Irma: «Comme s’il y avait eu une guerre» – Dominic Tardif

Dominic Tardif pourra s’acheter un t-shirt qui portera la mention «J’ai survécu à l’ouragan Irma»!

Le baseballeur acadien soufflait un peu plus à l’aise lundi matin.

Même si les dommages ont été considérables à Sarasota, une ville côtière située entre Tampa Bay et Fort Myers à l’ouest de l’État, le jeune lanceur âgé de 19 ans et sa famille ont été épargnés par le monstre de vent et de pluie qui s’est abattu sur la Floride dimanche.

La maison dans laquelle il s’était réfugiée a tenu le coup, même si l’oeil de l’ouragan est passé au-dessus de sa tête.

«On a passé beaucoup de temps dehors avant que l’oeil de l’ouragan arrive», raconte-t-il.

«On est resté là jusqu’au moment où les vents deviennent trop forts. On a vu beaucoup de choses tomber des arbres. C’était pas mal fascinant. Mais à un point, on s’est dit qu’on devrait rentrer parce qu’on avait peur de se faire frapper par un arbre. C’était fou, la pluie tombait de côté et les palmiers pliaient.»

Irma est finalement arrivé dans le ciel de Sarasota, l’oeil menaçant.

«Vers 23h, on a commencé à entendre plein de bruits dehors. Il y avait des branches qui tombaient, mais elles n’ont pas fait de dommages à la maison», mentionne Dominic Tardif.

Sa famille restée en Acadie était plongée dans l’angoisse.

«Mon père était pas mal inquiet, mais on s’est texté souvent», indique le lanceur gaucher.

Occupé à diriger les Fisher Cats (qui affrontaient les Ironmen de Chatham en soirée à Moncton), Patrick Tardif sautait sur son téléphone entre les manches pour avoir les dernières nouvelles. Il y aura finalement eu plus de peur que de mal.

Dominic a même réussi à fermer l’oeil quelques heures pendant le déluge.

«J’ai réussi à dormir, même s’il faisait pas mal chaud sans air climatisé», fait-il remarquer.

Quand il a ouvert la porte, lundi matin, une scène de chaos et de désolation s’est offerte à lui.

«C’est comme s’il y avait eu une guerre. C’est plein de débris partout. Je ne voyais pas de gazon, il y avait des feuilles et des branches partout», relate-t-il.

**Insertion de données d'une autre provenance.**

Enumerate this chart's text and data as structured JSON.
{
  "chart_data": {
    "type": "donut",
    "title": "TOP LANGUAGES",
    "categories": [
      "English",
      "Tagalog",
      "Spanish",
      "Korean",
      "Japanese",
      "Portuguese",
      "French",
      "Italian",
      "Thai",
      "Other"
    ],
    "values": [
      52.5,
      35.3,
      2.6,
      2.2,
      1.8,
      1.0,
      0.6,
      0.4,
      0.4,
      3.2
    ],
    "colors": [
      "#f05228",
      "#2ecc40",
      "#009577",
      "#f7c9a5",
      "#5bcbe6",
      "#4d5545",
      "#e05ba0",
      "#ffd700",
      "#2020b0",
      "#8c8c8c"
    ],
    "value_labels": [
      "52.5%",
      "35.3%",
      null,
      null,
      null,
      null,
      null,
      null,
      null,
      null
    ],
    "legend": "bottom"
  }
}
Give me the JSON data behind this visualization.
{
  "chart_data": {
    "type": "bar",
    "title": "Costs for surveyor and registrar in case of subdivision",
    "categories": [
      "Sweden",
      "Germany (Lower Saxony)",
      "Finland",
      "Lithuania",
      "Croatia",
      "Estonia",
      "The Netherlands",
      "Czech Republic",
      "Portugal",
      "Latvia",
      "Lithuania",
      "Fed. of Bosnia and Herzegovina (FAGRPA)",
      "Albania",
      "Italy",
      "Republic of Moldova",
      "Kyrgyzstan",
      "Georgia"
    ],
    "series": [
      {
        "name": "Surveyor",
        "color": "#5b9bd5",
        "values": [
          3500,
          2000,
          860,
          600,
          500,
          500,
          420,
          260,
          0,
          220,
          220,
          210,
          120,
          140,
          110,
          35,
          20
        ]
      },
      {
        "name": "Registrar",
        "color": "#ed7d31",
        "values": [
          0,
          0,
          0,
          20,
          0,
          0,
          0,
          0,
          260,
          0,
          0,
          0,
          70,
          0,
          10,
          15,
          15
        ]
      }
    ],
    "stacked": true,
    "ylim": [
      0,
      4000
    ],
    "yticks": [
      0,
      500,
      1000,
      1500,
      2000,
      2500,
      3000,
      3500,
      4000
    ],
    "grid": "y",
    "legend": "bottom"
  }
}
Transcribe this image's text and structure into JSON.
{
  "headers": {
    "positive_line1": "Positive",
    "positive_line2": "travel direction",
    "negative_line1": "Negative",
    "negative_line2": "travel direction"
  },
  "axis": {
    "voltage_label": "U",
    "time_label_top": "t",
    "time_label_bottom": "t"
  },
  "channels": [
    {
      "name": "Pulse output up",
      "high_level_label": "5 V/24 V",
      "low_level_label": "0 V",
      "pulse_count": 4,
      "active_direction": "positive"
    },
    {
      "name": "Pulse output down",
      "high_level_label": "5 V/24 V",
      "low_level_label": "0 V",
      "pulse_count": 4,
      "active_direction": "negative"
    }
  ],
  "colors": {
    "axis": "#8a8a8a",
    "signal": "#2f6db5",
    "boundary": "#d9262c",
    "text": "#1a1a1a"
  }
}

«On nettoie partout autour de la maison depuis 8h ce matin. On a déjà rempli 16 sacs remplis de branches et de débris juste pour le devant de la maison. On a été chanceux. Il n’y a pas eu de dommages à la maison. En plus, l’électricité est déjà revenue.»

Le voisinage ressemble à un village fantôme, selon le joueur acadien.

«Les rues sont encore désertes parce que les gens qui ont évacué ne sont pas encore revenus. En fait, il y a juste nous et les voisins d’en face qui ont choisi de rester.»

Quand il aura terminé la corvée de nettoyage à Sarasota chez son oncle, Dominic Tardif retournera à New Port Richey. Il ne sait pas encore exactement dans quel état est son appartement.

«Il n’y a pas encore d’électricité. Je devrais retourner à l’école mercredi. Mais ça se peut que ça change.»

Quant au baseball, il semble très loin dans l’esprit de tout le monde qui a vécu l’enfer depuis quelques jours.

«Le terrain n’est pas trop endommagé, mais il est pas mal détrempé. L’entraîneur a dit que ça pourrait prendre quelques semaines. Le terrain était complètement inondé.»